Moreover, who among our past leaders was ever caught bribing the National Assembly, or forging electoral law, or appointing one of the biggest thieves in the country as Inspector General of Police? In whose government have we heard of bunkering ships disappearing? Who among them entered a nolle proseque to free his uncle standing trial for theft of over N400 million? Whose son was put under surveillance by American authorities? Who arranged and supervised the most corrupt election in our history, in desperation to remain in power for additional four years? Who among them declared to the world that he is making N30million profit out of an agricultural outfit that was in shamble when he assumed power? And who asked him to make the declaration public? And what else is he making from other outfits? Or was the declaration made in preparation for the present campaign against corruption, now that the regime is coming to an end? Well, it is not time yet for revelations. We are not in a hurry.

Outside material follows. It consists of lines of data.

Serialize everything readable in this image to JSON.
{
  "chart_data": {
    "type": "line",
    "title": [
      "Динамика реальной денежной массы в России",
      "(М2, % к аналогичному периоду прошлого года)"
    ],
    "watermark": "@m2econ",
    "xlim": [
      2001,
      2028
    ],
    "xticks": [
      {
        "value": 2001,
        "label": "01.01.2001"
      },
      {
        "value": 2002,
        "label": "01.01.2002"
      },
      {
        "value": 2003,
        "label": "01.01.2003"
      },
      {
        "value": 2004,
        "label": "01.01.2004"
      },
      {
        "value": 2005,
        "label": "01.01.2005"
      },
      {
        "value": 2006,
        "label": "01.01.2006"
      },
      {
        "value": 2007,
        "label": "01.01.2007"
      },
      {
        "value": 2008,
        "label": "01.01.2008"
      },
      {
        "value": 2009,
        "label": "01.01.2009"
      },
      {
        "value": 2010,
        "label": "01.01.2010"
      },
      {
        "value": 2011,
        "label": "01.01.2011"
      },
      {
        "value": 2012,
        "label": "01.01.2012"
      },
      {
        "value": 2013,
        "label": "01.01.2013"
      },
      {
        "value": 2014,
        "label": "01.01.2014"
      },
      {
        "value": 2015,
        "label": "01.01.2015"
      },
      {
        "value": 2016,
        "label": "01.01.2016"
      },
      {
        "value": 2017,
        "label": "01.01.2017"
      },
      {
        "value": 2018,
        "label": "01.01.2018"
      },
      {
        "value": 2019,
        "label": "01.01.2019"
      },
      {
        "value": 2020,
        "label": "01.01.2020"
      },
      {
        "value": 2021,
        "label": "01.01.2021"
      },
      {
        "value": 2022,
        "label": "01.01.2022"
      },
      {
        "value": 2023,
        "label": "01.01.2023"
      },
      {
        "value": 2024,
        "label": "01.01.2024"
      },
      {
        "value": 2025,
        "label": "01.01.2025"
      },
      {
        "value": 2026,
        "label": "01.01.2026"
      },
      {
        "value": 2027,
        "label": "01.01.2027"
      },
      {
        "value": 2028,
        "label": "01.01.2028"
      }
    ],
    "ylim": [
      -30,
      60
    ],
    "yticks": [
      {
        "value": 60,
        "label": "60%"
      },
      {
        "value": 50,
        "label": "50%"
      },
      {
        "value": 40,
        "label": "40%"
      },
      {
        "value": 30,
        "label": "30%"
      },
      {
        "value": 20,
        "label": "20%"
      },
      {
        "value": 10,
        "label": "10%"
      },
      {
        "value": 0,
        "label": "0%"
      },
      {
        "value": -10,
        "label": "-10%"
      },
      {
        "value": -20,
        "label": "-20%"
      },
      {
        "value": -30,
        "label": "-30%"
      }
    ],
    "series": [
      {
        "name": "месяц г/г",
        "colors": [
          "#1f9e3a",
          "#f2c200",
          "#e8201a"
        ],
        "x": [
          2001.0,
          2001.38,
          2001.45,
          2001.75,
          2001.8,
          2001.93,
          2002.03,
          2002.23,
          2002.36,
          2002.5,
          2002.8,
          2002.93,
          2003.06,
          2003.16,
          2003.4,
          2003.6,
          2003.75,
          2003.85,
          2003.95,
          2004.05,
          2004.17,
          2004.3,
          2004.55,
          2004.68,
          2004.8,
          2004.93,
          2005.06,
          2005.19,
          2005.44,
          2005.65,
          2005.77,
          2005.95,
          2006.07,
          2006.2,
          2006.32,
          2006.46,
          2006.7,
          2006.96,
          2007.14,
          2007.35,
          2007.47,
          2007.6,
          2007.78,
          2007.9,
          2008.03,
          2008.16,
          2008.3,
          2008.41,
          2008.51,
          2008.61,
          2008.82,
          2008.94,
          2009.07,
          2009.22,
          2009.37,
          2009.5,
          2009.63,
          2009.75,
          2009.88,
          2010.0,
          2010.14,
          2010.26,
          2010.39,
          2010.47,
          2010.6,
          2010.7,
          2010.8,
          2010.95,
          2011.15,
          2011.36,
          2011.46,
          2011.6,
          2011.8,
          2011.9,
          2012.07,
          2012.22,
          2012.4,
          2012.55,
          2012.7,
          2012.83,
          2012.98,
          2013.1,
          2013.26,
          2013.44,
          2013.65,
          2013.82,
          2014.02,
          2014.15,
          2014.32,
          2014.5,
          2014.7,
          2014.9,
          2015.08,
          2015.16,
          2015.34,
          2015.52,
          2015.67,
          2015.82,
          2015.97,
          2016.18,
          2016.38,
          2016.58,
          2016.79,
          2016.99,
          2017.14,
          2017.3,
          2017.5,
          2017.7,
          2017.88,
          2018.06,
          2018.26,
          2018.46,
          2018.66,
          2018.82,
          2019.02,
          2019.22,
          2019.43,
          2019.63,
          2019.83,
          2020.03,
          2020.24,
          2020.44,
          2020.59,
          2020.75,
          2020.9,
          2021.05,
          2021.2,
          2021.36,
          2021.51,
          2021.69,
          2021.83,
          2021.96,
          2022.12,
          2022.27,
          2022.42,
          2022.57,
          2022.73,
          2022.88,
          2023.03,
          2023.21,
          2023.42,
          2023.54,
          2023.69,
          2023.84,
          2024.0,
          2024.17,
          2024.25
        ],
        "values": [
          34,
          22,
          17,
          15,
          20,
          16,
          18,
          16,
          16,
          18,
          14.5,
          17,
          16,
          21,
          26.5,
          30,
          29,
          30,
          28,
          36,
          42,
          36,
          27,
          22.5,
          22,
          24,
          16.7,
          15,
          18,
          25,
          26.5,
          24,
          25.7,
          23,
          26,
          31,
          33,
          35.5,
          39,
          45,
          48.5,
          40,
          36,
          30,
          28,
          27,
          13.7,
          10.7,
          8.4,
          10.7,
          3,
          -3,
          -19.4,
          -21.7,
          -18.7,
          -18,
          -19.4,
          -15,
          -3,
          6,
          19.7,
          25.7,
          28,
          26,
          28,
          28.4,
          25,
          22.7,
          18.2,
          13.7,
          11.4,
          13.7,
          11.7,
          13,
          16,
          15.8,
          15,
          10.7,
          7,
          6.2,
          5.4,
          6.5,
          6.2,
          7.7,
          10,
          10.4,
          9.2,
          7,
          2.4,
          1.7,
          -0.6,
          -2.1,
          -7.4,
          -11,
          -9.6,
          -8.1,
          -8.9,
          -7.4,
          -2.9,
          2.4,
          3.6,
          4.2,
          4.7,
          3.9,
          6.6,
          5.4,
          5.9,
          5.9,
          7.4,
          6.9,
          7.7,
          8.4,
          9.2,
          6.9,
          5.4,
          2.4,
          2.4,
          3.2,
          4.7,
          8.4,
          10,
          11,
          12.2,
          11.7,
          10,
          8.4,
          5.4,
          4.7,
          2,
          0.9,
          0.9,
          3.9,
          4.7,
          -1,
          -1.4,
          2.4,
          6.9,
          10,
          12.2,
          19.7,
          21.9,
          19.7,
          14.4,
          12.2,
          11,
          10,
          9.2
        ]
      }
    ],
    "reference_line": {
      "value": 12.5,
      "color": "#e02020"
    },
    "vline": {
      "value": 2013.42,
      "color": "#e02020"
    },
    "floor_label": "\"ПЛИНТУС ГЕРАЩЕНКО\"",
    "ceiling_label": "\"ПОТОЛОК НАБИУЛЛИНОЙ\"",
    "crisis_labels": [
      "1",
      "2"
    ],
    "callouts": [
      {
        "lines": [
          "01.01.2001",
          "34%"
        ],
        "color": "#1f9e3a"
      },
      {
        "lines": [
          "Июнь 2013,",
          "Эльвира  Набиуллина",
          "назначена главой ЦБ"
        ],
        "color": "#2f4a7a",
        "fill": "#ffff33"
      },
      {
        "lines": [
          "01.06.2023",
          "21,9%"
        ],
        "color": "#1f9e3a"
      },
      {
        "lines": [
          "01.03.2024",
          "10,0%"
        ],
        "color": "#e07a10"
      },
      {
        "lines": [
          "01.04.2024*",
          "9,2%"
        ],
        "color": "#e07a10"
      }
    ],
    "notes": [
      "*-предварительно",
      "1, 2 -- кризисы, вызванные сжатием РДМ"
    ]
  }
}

In line with what many writers have advised before, that Obasanjo has never kept a promise, I strongly doubt his commitment to carry his anti-corruption campaign beyond vendetta and political expedience. I am increasingly coming to believe that what we have seen recently is a light shower, as al-Hariri would say in the epilogue to his Assemblies, which precedes a heavy downpour. The downpour will be Atiku and, likely, Babangida, with more certainty placed on the former. The two must prepare for an eminent consumption by the monster they created: Babangida sold him to the Nigerian ruling elite in 1999, while Atiku and Anenih masterminded the rigging of April 2003 elections. If they are rewarded by emasculation, it will be to the delight of Nigerians who were deprived the voice of their votes.
In conclusion, I pray that this period become the peak of our corruption after which a sharp decline will be witnessed. That though the storm has been heavy in the last six years, we will be most grateful if God stops it instantly in 2007. May there be no government in future that will compete with the present one in being our worst government.